I've got a pretty bad algae problem in my 10 gallon community, I have a scrubber but sometimes it doesn't get all the algae, particularly the algae that grows in the corners of the tank, not to mention on the filter and plants and such. Do any of the chemicals available work, what would you reccomend?


----------



## mart (Dec 18, 2013)

UV Sterilizer.


----------



## amphirion (Jan 15, 2014)

uv sterilizer only works for green water algae (im assuming you're talking about one that sucks water through it)

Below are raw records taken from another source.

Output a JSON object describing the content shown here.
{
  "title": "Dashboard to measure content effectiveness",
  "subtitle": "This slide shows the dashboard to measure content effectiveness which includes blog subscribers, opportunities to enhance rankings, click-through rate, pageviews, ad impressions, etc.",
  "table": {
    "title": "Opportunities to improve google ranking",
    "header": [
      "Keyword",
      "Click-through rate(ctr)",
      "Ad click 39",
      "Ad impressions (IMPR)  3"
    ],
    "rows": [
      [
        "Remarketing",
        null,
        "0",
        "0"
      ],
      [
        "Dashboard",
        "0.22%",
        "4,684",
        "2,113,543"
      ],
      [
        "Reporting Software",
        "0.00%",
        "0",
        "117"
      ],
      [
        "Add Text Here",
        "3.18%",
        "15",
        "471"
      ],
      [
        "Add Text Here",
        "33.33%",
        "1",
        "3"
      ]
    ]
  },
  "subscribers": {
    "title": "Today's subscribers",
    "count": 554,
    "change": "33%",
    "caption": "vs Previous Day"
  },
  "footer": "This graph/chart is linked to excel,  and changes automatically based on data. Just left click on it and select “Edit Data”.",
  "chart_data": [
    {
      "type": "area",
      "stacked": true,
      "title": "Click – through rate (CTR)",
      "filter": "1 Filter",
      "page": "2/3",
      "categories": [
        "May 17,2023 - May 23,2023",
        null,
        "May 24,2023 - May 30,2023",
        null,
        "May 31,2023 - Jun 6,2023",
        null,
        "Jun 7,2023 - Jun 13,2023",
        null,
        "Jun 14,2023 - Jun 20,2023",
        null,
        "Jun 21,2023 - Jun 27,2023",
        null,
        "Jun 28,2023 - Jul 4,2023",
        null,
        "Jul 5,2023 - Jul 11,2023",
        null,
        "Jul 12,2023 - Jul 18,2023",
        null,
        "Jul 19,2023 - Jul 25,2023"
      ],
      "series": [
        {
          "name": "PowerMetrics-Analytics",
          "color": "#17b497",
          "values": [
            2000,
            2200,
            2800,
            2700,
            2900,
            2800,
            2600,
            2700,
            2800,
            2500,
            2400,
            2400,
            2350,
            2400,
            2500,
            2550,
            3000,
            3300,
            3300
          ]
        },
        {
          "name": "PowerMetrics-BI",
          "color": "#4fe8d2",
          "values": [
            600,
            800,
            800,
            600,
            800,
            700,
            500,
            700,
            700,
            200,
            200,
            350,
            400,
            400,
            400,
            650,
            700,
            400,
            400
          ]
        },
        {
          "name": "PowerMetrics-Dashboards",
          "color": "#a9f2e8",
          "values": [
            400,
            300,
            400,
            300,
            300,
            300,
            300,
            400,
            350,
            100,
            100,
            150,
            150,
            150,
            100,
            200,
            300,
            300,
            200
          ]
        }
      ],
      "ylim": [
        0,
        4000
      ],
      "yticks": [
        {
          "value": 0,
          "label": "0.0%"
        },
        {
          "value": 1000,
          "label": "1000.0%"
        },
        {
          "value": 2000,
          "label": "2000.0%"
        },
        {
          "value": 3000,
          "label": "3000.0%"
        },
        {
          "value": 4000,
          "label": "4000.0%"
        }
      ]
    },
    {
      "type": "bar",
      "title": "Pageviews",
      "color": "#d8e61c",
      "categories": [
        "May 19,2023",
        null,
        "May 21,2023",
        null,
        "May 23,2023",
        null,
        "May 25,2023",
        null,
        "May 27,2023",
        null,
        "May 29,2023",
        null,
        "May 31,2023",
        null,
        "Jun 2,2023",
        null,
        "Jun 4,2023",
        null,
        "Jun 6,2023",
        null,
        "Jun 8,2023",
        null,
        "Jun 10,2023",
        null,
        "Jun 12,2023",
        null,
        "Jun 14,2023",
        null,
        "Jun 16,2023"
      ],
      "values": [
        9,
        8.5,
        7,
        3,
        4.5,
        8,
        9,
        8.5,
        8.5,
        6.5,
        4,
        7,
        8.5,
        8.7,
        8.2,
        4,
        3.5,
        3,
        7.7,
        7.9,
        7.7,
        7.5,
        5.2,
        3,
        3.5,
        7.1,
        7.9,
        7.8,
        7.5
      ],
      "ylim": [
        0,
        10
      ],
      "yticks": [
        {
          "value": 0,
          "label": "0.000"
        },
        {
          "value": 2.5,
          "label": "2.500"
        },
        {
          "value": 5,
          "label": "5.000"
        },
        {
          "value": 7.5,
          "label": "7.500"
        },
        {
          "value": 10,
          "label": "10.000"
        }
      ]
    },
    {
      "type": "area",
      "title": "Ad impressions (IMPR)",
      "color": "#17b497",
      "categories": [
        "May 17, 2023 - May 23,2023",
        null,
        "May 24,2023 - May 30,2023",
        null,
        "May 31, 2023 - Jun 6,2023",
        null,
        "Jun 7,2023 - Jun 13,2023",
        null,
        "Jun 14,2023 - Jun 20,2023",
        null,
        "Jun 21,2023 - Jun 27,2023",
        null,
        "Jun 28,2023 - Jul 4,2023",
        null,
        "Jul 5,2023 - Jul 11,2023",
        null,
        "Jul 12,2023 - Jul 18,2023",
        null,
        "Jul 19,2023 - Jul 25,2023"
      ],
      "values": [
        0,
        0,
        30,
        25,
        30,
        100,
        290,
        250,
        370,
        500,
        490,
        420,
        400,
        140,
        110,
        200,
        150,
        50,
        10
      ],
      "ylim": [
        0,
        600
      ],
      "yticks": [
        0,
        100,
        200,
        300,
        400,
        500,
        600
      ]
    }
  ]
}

algae exists because there is a surplus of nutrients within the water that allows them to persist. whether it be a nitrogen source from too much feeding, potassium from your water pipes, or too much light, something is setting it off. your best luck would be to identify the type of algae found in your aquarium (different algae species have different optimal conditions), google it's optimum growth conditions and do everything possible to limit these. multiple water changes will help the initial round as they will remove excess nutrients from the water column. best of luck.


----------



## mart (Dec 18, 2013)

amphirion said:


> uv sterilizer only works for green water algae (im assuming you're talking about one that sucks water through it)
> 
> algae exists because there is a surplus of nutrients within the water that allows them to persist. whether it be a nitrogen source from too much feeding, potassium from your water pipes, or too much light, something is setting it off. your best luck would be to identify the type of algae found in your aquarium (different algae species have different optimal conditions), google it's optimum growth conditions and do everything possible to limit these. multiple water changes will help the initial round as they will remove excess nutrients from the water column. best of luck.


But, they didn't say which type of algae it was.


----------



## amphirion (Jan 15, 2014)

mart said:


> But, they didn't say which type of algae it was.


yep. so alphabetta needs to let us know which type. we know that it's not green water algae because he mentions using a scrubber.


----------



## shellieca (Jul 12, 2012)

Does your tank have lights & if so how long are they on each day? I have found that I cannot keep my tank lights on longer than 8-9 hrs per day, this applied to the green slimey algae as well as the brown. The maturity of the tank also seemed to play a small role in the brown algae.


----------



## happypappy (Apr 5, 2012)

i have tried seachem excel for algae in my 75 gal and 30 gal. it works great but has to be dosed at least every other day. It has controlled both hair and black algae ---


----------